What is the Diagnostic Criteria for Tourette Syndrome (TS)?
In order to be diagnosed with TS, a person must meet a set of conditions or diagnostic criteria. These criteria, found in the Diagnostic and Statistical Manual of Mental Disorders, Fifth Edition (DSM-V) are:
- At least two motor tics and at least one vocal tic (not necessarily at the same time);
- Tics persist for more than a year (tics can wax and wane during this period);
- Tics begin before age 18; and
- Tics are not caused by a substance or other condition (e.g., Huntington Disease, infection, head injury).
Currently there is no laboratory test or brain scan that conclusively shows a person has TS. The diagnosis is a clinical one, which means that it is based on a medical professional taking a medical history, observing the patient, and doing any necessary tests to rule out other conditions that may look like TS or that could cause tics.
Who can diagnose TS?
TS can be diagnosed by any medical professional who is familiar with Tourette Syndrome, including family doctors, neurologists, psychiatrists, and psychologists.
What is the prognosis?
TS is a chronic, life-long disorder that currently has no cure.

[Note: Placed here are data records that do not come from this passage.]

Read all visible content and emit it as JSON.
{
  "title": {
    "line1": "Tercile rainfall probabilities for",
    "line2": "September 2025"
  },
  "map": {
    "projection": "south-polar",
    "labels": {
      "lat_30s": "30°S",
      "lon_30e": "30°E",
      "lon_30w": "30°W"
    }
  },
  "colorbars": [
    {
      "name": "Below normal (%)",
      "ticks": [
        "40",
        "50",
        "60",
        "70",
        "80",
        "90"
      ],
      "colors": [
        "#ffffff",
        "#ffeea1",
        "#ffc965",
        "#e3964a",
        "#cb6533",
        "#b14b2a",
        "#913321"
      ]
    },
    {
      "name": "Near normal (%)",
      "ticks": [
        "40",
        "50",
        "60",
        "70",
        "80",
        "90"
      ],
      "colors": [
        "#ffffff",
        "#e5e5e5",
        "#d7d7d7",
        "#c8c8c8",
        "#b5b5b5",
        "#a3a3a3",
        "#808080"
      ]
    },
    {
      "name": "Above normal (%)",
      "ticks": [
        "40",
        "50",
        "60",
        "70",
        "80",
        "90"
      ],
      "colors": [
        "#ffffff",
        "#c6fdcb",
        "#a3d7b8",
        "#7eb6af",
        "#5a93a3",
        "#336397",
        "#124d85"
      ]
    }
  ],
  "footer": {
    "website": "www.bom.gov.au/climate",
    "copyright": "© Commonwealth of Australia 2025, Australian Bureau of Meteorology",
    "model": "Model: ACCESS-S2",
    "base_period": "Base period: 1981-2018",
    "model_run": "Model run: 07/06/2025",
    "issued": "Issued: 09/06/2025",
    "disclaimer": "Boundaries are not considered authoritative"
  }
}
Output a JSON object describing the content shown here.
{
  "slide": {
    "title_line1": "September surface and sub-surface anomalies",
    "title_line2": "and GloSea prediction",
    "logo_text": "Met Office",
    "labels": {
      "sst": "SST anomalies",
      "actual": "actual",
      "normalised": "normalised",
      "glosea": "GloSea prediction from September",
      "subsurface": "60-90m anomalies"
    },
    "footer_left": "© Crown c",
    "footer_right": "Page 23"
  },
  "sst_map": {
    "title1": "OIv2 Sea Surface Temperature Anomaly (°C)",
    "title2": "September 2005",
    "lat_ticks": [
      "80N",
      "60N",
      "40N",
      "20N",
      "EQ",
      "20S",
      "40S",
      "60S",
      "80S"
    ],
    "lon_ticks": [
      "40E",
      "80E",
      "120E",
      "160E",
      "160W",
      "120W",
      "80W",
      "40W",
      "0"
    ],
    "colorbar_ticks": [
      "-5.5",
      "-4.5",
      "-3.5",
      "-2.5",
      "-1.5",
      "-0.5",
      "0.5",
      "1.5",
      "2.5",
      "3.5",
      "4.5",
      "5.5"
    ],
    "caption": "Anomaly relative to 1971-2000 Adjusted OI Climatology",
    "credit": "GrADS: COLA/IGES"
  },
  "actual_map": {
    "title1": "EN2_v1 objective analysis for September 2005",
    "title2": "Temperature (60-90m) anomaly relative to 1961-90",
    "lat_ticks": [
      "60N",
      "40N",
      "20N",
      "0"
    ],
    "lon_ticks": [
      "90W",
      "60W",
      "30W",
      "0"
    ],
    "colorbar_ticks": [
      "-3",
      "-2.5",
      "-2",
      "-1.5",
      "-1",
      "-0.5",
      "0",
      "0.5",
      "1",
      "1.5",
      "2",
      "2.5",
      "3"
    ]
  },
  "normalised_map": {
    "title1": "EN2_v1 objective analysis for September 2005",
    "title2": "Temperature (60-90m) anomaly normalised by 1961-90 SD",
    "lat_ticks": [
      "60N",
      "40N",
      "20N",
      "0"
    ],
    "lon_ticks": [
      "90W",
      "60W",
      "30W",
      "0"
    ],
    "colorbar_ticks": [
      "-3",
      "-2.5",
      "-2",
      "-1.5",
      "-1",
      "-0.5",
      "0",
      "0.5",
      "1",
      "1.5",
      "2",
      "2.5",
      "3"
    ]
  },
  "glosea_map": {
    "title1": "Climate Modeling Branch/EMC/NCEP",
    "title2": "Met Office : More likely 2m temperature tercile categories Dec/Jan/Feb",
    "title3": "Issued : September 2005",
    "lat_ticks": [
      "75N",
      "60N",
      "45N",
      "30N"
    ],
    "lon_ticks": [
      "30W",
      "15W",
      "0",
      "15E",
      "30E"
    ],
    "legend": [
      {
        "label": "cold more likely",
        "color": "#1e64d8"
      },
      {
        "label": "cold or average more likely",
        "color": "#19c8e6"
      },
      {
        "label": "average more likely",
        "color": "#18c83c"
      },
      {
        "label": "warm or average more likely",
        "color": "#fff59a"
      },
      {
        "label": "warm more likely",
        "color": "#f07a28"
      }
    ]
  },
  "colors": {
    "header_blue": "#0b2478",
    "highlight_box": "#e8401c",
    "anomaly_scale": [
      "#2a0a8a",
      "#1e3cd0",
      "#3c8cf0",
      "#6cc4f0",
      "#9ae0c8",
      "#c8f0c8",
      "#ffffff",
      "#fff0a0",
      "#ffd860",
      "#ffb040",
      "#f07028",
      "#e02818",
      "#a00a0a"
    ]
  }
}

However, it is not a degenerative condition and the severity and intensity of the tics generally decrease when the individual reaches their late teens or early 20s. Some individuals become tic-free by adulthood. Although the tic symptoms tend to decrease with age, the associated disorders (e.g. ADHD, OCD, neurobehavioural disorders) can persist throughout adulthood.
What is the prevalence of TS?
Although it was once considered rare, TS is a common medical condition. Approximately 1% of the population has TS; however, depending on the study, the prevalence rate can be as high as 3.8%. Studies also report that up to 24% of children develop tics during childhood at some point.
TS affects three to four times as many boys as girls. The tic symptoms can range from mild or severe. Tics will manifest differently between individuals.